The Xen Project has published a security advisory that could affect millions of virtualized servers running in Amazon’s cloud and other public hosting services. A flaw in the Xen hypervisor could allow a malicious fully virtualized server to read data about other virtualized systems running on the same physical hardware or the hypervisor hosting the virtual machine. The malicious system could also potentially crash the server hosting the virtual machines. A patch, which was privately disclosed last week under embargo, has been issued to correct the issue.

Xen is used by a number of public and private cloud providers to support infrastructure-as-a-service (IaaS) offerings such as Amazon’s Elastic Compute Cloud, Rackspace, and some configurations of the OpenStack cloud provisioning environment. The flaw, discovered by Jan Beulich at SUSE, affects servers configured to support hardware-assisted virtualization (HVM) mode virtualization. HVM lets operating systems use hardware extensions that give them faster access to the physical server’s hardware, and it uses software emulation of other Intel platform hardware to allow those operating systems to run without modification. Windows virtual machines running on Xen require HVM support.
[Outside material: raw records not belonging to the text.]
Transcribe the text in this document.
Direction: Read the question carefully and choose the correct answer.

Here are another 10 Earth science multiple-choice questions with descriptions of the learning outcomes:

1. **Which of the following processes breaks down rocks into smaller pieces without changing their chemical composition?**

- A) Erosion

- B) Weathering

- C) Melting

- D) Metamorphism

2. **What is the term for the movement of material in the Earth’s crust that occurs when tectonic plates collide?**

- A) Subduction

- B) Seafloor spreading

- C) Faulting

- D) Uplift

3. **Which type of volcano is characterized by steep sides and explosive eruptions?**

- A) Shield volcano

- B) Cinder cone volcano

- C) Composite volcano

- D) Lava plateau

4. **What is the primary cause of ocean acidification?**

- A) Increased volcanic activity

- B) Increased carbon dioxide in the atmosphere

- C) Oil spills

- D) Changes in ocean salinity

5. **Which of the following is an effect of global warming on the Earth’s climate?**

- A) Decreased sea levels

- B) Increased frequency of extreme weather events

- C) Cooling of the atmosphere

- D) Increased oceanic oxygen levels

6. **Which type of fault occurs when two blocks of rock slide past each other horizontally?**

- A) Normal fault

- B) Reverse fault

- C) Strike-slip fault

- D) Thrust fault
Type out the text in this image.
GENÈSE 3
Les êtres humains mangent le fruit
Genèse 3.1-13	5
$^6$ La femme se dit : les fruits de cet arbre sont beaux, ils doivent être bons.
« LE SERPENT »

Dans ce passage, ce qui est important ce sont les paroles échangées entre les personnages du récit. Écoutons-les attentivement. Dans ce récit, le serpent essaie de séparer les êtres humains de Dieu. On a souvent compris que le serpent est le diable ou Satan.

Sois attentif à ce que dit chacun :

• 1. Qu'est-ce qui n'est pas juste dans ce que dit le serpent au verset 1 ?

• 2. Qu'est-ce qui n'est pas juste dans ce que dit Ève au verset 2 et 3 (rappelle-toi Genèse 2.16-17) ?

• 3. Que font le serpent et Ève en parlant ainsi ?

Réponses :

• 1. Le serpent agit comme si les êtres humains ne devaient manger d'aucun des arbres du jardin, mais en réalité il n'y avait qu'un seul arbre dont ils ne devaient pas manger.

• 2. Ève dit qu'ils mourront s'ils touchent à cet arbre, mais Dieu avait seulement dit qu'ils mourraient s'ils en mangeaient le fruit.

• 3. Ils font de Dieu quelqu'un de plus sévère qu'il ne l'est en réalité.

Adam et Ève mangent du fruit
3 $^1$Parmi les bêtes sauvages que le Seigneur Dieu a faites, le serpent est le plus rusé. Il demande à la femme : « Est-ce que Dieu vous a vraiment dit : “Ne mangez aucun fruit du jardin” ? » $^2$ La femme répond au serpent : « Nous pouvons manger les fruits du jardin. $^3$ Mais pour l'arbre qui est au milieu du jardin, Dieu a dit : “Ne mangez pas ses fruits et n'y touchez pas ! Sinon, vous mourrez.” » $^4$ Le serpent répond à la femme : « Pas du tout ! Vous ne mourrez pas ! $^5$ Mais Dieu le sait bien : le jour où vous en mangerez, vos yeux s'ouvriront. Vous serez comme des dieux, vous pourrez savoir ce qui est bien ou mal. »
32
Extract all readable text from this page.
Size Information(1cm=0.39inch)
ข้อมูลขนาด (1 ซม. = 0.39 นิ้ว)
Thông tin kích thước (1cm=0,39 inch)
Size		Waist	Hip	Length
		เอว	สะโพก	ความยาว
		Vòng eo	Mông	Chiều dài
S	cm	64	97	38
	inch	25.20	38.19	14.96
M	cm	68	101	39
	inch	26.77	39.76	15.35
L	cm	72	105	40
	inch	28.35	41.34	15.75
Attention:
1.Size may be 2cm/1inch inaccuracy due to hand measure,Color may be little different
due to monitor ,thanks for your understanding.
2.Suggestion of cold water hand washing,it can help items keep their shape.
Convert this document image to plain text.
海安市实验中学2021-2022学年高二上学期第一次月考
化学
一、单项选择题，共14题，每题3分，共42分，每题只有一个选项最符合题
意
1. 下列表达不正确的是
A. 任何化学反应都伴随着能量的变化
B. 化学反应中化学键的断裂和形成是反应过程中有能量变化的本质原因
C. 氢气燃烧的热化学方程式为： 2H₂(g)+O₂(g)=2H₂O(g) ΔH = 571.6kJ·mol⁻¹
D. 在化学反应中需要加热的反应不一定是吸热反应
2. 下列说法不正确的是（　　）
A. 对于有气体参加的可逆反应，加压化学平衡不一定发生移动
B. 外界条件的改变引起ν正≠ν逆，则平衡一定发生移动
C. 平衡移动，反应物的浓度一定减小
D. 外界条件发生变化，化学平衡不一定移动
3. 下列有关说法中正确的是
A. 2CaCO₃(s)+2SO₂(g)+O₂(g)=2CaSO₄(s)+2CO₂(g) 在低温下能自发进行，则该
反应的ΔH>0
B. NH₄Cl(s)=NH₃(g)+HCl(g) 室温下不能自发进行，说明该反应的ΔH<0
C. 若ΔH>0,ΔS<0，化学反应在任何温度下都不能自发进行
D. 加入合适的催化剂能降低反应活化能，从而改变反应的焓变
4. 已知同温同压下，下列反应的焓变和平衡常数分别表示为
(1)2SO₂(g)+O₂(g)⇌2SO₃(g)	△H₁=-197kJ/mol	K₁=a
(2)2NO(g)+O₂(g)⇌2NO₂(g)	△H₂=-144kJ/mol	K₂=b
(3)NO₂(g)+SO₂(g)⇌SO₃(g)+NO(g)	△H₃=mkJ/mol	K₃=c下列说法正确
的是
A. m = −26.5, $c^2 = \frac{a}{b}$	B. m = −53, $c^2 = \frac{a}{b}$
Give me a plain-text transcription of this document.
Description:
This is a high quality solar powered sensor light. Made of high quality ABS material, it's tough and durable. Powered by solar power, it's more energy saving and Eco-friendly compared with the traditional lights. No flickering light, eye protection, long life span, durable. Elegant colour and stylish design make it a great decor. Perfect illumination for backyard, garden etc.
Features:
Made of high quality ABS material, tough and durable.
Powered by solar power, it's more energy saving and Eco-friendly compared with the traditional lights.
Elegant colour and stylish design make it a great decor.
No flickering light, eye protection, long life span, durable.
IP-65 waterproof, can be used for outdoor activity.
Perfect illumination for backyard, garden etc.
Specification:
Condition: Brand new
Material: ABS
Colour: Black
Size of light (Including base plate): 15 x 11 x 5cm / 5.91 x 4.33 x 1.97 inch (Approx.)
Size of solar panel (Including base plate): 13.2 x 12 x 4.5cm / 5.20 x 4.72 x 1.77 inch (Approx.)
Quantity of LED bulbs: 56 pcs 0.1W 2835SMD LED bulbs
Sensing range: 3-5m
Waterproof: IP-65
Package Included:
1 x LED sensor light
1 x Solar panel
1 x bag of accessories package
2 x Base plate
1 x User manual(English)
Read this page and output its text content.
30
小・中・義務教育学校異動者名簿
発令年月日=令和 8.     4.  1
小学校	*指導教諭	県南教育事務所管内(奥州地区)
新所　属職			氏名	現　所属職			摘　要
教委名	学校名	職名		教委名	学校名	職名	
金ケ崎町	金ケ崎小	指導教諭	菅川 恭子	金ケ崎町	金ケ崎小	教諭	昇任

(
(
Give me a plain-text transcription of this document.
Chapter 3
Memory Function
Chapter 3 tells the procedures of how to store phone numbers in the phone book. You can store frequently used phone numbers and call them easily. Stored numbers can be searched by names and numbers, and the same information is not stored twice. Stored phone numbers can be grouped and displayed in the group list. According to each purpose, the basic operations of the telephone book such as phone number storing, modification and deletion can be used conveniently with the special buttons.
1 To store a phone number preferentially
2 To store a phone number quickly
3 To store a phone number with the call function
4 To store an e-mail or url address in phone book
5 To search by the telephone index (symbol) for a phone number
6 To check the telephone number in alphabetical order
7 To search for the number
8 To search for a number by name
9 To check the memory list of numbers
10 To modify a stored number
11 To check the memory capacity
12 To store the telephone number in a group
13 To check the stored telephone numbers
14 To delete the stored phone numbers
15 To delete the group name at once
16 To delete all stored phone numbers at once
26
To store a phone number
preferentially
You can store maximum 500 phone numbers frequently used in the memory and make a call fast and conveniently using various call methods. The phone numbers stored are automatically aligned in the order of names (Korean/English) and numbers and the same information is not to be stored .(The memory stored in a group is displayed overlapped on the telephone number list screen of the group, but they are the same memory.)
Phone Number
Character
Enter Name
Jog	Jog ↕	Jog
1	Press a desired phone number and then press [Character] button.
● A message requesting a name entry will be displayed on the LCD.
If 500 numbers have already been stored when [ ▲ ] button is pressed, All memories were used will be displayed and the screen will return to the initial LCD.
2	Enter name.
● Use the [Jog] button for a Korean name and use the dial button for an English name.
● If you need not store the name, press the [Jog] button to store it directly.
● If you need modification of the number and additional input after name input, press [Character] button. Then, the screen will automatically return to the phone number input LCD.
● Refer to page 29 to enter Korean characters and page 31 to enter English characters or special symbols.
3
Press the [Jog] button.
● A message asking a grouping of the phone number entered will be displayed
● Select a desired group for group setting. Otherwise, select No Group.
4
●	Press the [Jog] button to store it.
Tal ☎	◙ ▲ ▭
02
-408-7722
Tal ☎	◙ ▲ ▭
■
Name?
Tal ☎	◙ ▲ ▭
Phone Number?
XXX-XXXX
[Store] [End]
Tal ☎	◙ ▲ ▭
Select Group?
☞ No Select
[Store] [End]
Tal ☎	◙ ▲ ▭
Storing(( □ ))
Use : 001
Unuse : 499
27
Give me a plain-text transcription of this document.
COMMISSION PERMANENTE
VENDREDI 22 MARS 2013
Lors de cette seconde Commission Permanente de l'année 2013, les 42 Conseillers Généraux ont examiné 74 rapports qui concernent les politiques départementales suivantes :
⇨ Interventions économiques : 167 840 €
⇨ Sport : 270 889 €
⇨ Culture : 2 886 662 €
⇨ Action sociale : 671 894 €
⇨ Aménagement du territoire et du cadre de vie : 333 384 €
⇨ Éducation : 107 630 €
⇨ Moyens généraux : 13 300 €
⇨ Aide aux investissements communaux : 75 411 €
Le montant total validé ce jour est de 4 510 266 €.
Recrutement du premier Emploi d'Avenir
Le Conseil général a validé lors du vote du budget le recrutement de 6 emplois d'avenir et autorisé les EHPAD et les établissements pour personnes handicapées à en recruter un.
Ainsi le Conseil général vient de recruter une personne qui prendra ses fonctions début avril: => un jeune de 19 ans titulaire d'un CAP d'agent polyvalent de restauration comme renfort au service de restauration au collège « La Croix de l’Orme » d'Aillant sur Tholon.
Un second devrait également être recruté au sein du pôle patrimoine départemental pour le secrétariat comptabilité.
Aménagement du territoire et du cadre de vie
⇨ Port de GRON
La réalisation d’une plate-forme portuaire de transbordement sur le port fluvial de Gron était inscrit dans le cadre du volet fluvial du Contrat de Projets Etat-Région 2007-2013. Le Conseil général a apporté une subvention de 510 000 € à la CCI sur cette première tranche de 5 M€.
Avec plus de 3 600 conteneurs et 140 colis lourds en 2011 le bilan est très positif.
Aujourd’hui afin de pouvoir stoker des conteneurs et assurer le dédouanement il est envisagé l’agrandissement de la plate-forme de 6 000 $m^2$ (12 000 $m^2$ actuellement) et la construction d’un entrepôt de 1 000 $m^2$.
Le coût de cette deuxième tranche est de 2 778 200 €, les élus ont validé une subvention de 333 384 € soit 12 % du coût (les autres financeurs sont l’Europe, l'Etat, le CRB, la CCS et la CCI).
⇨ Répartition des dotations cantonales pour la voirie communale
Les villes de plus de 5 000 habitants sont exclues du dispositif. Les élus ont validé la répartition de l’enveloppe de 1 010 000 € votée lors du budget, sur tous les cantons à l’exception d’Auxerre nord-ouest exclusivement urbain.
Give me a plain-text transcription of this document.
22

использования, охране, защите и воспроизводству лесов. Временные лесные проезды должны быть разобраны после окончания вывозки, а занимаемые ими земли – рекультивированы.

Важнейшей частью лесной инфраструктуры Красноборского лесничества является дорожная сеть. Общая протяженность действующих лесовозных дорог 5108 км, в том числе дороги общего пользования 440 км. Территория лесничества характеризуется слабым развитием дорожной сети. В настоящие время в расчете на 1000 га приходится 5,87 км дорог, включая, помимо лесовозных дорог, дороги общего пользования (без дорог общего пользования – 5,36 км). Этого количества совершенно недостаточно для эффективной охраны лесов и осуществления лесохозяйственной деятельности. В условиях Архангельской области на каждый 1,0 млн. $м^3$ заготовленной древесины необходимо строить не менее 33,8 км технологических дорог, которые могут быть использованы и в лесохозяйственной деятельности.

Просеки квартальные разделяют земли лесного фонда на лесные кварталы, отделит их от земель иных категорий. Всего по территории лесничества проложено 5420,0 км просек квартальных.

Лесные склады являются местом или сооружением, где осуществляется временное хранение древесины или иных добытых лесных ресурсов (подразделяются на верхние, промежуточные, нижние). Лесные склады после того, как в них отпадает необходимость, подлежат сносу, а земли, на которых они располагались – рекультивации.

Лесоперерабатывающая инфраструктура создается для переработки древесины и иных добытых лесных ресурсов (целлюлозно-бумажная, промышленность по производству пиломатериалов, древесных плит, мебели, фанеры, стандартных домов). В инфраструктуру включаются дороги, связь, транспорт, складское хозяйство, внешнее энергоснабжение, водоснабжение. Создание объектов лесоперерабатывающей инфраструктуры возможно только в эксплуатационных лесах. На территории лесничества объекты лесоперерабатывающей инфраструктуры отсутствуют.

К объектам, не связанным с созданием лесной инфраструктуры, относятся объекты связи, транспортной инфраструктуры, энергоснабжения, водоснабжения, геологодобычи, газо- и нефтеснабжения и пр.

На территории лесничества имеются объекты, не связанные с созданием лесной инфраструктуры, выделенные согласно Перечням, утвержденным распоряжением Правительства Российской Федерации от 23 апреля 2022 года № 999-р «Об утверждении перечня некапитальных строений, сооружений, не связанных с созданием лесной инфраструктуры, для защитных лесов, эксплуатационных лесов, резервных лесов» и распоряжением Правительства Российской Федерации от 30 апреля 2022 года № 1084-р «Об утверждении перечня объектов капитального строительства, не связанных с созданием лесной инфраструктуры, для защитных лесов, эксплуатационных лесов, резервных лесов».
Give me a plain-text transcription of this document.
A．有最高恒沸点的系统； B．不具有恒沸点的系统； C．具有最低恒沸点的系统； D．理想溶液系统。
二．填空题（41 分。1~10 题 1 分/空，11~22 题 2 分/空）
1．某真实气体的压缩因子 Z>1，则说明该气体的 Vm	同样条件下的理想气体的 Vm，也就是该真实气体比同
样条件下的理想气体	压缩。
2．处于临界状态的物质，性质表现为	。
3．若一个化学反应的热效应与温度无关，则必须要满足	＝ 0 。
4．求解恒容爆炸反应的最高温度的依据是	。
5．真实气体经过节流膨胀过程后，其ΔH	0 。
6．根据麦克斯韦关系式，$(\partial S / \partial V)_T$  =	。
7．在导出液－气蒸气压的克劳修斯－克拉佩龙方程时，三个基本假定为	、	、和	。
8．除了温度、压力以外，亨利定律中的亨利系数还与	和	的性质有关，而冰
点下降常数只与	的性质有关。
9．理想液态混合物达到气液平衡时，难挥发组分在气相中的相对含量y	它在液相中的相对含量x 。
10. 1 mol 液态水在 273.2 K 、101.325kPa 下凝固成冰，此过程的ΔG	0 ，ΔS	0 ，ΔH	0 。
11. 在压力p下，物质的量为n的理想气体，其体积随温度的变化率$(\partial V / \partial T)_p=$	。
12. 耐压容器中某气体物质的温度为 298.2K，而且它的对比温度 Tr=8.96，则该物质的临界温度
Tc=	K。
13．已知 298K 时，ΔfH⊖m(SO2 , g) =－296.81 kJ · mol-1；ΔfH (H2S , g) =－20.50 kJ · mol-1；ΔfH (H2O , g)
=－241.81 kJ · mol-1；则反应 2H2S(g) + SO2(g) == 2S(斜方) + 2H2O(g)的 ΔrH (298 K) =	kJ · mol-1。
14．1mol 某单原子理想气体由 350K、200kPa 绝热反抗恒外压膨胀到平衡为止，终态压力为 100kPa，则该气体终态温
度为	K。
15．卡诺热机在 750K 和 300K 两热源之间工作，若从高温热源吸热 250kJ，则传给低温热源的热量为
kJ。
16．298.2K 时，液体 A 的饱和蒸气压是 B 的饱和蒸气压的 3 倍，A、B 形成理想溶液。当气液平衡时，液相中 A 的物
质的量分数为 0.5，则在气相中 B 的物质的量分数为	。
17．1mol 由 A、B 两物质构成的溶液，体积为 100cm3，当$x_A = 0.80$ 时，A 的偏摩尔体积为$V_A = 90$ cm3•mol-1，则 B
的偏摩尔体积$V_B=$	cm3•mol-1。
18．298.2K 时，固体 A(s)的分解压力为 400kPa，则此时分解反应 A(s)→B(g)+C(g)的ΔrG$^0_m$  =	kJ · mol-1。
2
The bug, introduced in versions of Xen after version 4.1, is in HVM code that emulates Intel’s x2APIC interrupt controller. While the emulator restricts the ability of a virtual machine to write to memory reserved specifically for its own emulated controller, a program running within a virtual machine could use the x2APIC interface to read information stored outside of that space. If someone were to provision an inadvertently buggy or intentionally malicious virtual machine on a server using HVM, Beulich found that VM could use the interface to look at the physical memory on the physical machine hosting the VM reserved for other virtual machines or for the virtualization server software itself. In other words, an “evil” virtual machine could essentially read over the shoulder of other virtual machines running on the same server, bypassing security.

HVM isn’t the only virtualization mode supported on the Xen hypervisor. Xen can use “paravirtualization” (PV), a virtualization scheme that requires less hardware emulation, to create virtual instances of Linux and FreeBSD (as well as Oracle’s now-closed OpenSolaris). PV-based systems aren’t affected.

Update, 10/1 11:45 AM: A Rackspace spokesperson sent Ars the following statement regarding the vulnerability:

Rackspace was forced to reboot some of our Cloud Servers (Standard, Performance 1 & Performance 2) and Cloud Big Data/Hadoop customers’ to patch the security vulnerability affecting certain versions of Xen. This past weekend, our Fanatical Support specialists worked with customers and partners to remediate the vulnerability and complete the server maintenance. Now that the vulnerability embargo has lifted, we are able to report that, as of now, we have learned of no data compromises among Rackspace customers.

In addition, Rackspace CEO and president Taylor Rhodes apologized to customers in a blog post this morning. “We decided the lesser evil was to proceed immediately, at which time we notified you, and our partners in the Xen community, of the need for an urgent server reboot,” Rhodes wrote. “Even then, to avoid alerting cyber criminals, we didn’t mention Xen as the reason for the reboot. Another major cloud provider did attribute its reboot to security problems with Xen, which put all users of the affected versions of that hypervisor at heightened risk. But we’re relieved to report that, as of now, we’ve learned of no data compromise among Rackspace customers. Now that the vulnerability has been fully remediated, the Xen community has lifted its embargo on talking about it.”

As Ars previously reported, Amazon conducted a large-scale reboot of systems last week to correct the bug while it was under embargo. This morning, AWS Chief Evangelist Jeff Barr wrote a blog post explaining the reboots:

This Xen Security Advisory was embargoed until a few minutes ago; we were obligated to keep all information about the issue confidential until it was published. The Xen community (in which we are active participants) has designed a two-stage disclosure process that operates as follows:

  • Early disclosure to select organizations (a list maintained and regularly evaluated by the Xen Security Team based on a set of public criteria established by the Xen Project community) with a limited time to make accommodations and apply updates before it becomes widely known.
  • Full disclosure to everyone on the public disclosure date.

Because our customers’ security is our top priority and because the issue was potentially harmful to our customers, we needed to take fast action to protect them. For the reasons mentioned above, we couldn’t be as expansive as we’d have liked on why we had to take such fast action. The zone by zone reboots were completed as planned and we worked very closely with our customers to ensure that the reboots went smoothly for them.

Barr said that the reboot of AWS systems affected less than 10 percent of EC2 servers.